É o PL 2.951/2024, de autoria da senadora Tereza Cristina (PP-MS) e relatado no plenário por Jaime Bagattoli (PL-RO). A versão referendada foi o substitutivo da Câmara, que passou pela relatoria do deputado Pedro Lupion.
Um ajuste entrou no fim. Ele retirou o dispositivo que permitia repassar as sobras do Proagro à subvenção, previsto no texto desde que não comprometesse o funcionamento do programa nem os contratos já firmados.
Prazo de indenização: 15 dias para processar, 30 para pagar
A mudança que o produtor sente primeiro está no calendário do sinistro. Pelo texto aprovado, o processamento do aviso do segurado deve ocorrer em 15 dias quando não houver necessidade de vistoria técnica presencial, e o pagamento em 30 dias.
Hoje esse tempo varia conforme o contrato e a seguradora. Ter data escrita em lei muda o peso de um pedido de indenização por estiagem que se arrasta por meses.
O projeto também proíbe contingenciamento ou bloqueio das despesas de subvenção ao prêmio do seguro rural. Na prática, a verba deixa de ser candidata natural à tesoura quando o governo precisa fechar o orçamento.
E põe de pé o fundo de catástrofe, previsto em lei desde 2010 e até agora sem regulamentação.
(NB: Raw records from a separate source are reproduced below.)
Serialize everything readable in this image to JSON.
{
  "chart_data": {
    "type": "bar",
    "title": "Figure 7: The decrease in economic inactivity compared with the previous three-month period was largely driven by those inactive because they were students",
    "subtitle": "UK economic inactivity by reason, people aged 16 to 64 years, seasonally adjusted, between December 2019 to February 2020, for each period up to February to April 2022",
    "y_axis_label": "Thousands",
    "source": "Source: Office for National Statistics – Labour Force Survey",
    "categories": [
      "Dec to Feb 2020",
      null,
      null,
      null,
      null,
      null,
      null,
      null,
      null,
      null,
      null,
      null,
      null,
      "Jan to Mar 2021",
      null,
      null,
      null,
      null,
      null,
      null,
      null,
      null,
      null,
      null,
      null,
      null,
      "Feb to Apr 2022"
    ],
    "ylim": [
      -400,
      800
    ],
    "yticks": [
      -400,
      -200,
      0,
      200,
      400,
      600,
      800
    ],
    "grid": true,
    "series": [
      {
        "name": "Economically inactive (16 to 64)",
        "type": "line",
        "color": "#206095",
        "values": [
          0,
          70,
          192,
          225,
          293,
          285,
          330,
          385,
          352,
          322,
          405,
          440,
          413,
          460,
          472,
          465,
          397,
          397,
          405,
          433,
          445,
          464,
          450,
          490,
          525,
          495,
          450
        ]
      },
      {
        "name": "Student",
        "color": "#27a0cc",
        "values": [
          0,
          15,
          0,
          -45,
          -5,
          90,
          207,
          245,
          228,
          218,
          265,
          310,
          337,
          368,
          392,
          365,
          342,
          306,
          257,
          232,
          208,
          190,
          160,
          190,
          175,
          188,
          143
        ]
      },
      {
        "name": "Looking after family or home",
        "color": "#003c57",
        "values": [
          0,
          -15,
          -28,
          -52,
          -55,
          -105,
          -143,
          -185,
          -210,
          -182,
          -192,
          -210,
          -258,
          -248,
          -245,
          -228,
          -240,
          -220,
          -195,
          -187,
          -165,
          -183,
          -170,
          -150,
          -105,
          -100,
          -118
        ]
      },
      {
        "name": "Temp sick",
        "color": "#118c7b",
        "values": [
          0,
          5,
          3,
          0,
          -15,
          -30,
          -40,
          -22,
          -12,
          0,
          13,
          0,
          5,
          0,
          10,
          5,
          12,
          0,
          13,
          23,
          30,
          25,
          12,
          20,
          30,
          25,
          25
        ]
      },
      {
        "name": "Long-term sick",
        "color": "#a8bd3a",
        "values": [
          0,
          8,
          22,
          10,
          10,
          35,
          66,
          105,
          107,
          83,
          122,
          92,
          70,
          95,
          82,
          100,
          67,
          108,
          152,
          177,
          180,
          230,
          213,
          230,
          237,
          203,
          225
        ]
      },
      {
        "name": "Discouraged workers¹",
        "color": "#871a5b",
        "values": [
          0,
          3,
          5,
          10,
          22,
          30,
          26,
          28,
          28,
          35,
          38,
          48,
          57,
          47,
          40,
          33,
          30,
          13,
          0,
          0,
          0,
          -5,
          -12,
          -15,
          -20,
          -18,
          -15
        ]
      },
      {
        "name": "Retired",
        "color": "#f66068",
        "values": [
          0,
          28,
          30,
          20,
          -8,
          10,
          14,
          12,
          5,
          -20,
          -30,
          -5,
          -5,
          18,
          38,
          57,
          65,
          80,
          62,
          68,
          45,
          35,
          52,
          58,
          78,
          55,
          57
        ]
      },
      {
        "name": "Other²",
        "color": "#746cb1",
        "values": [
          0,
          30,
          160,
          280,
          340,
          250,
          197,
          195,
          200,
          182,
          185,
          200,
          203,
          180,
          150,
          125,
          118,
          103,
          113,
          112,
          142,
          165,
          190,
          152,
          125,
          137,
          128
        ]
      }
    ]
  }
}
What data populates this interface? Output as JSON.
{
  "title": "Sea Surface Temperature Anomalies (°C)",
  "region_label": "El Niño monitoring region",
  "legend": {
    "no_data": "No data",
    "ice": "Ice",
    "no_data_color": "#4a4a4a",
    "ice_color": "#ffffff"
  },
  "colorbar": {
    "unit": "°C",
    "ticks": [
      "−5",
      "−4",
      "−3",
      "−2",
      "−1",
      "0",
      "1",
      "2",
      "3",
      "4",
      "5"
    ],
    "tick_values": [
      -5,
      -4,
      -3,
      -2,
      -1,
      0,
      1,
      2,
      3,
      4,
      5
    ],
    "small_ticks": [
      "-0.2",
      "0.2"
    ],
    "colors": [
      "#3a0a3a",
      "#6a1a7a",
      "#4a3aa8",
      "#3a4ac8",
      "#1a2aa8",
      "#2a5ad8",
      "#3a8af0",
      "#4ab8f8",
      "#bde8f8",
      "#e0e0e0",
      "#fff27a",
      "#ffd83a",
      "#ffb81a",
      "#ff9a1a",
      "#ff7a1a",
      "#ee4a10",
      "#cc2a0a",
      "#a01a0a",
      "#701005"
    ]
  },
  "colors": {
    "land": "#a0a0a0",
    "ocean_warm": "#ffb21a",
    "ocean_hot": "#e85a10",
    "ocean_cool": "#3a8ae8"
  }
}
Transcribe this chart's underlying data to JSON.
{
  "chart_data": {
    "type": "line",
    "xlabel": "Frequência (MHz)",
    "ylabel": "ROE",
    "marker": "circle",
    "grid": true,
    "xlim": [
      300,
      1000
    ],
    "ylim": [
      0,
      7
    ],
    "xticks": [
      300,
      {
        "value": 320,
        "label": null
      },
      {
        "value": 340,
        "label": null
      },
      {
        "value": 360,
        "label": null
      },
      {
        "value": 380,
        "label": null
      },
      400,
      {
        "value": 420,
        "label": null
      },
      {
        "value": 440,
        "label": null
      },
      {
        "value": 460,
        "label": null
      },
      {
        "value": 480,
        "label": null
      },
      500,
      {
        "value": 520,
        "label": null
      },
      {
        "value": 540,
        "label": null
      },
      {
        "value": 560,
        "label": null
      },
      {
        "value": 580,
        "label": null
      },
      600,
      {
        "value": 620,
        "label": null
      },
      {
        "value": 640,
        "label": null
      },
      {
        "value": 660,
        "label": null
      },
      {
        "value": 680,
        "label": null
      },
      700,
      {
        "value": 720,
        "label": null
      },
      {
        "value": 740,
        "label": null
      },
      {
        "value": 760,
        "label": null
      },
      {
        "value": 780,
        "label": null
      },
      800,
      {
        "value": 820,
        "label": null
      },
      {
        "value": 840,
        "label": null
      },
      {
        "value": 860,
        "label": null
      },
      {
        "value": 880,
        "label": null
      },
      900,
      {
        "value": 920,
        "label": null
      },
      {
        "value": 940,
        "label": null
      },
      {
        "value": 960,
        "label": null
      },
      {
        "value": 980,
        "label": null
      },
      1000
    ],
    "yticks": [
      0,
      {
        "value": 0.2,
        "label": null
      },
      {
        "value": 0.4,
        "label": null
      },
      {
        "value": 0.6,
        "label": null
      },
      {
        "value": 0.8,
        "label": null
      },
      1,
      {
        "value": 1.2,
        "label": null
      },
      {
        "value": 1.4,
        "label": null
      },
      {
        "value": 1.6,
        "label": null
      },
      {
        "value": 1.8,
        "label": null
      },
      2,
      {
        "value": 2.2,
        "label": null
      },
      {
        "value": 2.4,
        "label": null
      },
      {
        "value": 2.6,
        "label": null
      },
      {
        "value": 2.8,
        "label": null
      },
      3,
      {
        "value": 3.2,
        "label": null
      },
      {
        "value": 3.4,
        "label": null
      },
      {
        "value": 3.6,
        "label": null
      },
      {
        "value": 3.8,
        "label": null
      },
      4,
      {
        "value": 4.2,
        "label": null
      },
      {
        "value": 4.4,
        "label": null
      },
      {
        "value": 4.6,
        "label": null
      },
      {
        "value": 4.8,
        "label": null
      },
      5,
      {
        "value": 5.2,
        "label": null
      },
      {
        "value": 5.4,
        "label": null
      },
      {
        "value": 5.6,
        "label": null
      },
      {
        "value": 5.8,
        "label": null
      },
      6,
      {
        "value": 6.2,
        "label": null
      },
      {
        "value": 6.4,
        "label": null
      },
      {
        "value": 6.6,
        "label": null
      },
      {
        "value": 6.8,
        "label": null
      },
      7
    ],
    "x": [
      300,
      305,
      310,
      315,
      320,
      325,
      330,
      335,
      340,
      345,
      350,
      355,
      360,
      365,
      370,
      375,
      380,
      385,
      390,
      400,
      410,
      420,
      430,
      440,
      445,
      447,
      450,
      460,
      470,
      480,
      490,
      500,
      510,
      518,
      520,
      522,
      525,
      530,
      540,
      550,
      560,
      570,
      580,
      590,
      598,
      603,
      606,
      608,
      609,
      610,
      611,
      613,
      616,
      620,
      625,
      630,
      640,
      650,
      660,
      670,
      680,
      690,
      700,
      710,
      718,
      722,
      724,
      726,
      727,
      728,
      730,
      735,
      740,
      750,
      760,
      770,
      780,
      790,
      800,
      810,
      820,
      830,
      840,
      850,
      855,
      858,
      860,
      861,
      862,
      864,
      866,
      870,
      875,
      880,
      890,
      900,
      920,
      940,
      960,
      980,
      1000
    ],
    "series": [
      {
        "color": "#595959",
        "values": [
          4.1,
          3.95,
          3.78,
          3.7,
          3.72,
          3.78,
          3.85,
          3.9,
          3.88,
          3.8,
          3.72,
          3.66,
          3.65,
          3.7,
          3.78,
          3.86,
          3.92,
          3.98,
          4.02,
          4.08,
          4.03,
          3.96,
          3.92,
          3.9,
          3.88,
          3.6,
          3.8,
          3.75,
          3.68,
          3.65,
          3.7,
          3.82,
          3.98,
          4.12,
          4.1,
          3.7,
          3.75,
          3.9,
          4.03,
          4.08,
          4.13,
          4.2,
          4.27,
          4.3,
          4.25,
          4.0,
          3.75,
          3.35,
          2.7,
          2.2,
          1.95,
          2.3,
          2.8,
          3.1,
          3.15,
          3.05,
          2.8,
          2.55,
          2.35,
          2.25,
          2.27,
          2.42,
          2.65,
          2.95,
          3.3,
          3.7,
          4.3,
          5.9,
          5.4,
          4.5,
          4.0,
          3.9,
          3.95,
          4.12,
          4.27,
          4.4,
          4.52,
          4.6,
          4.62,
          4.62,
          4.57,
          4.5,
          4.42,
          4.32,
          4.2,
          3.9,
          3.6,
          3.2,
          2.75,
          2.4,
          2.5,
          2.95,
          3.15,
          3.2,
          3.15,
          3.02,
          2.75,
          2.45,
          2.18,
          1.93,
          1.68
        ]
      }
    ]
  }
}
Segundo o Senado, o fundo passa a ter aportes contínuos e administração definida, para cobertura suplementar dos riscos.
União, seguradoras e empresas participam desse fundo. O desenho prevê subfundos com patrimônios segregados, de modo que o prejuízo de um setor não coma a reserva do outro.
Crédito e porteira: o que a apólice destrava no banco
Outro trecho amarra apólice e financiamento. Operações de crédito rural amparadas por seguro passam a ter taxas de juros, prazos e limites diferenciados, além de prioridade de acesso.
O seguro sai do papel de despesa avulsa e passa a pesar na hora de o gerente montar a operação. Quem financia plantadeira, colheitadeira ou carregadeira dentro da porteira sente a diferença na parcela.
O tamanho do buraco explica a pressa do Congresso. Em 2025, o Programa de Subvenção ao Prêmio do Seguro Rural cobriu cerca de 3,2 milhões de hectares, menos da metade dos 7,3 milhões de hectares de 2024.
Em 2026 apertou mais. O orçamento do programa saiu de R$ 1,01 bilhão para perto de R$ 473,8 milhões depois de um bloqueio de R$ 461,7 milhões e de cancelamentos por portaria, segundo levantamento do FGV Agro.
Com esse dinheiro, o FGV Agro projetou área segurada em torno de 2,69 milhões de hectares neste ano. O Ministério da Agricultura ainda devia R$ 141 milhões de subvenção de 2025 às seguradoras.
A John Deere entrega colheitadeira com monitor de produtividade que grava o rendimento talhão a talhão, registro que o produtor tem em mãos na hora de documentar uma perda. A Bruto Brasil fabrica suas carregadeiras no Brasil.
Do lado do insumo, o acesso também passa por regra escrita e prazo definido, como mostra o leilão do terminal de fertilizantes do Porto do Itaqui.
Vistoria no talhão: a espera que a lei quer encurtar
A rotina no campo só muda depois da caneta do Planalto. Até lá, banco, seguradora e produtor seguem negociando a safra com o contrato antigo em cima da mesa.
O perito para a caminhonete na porteira, atravessa o trigo deitado pela geada, fotografa haste por haste, anota no bloco, e o produtor fica ali do lado, de boné na mão, esperando.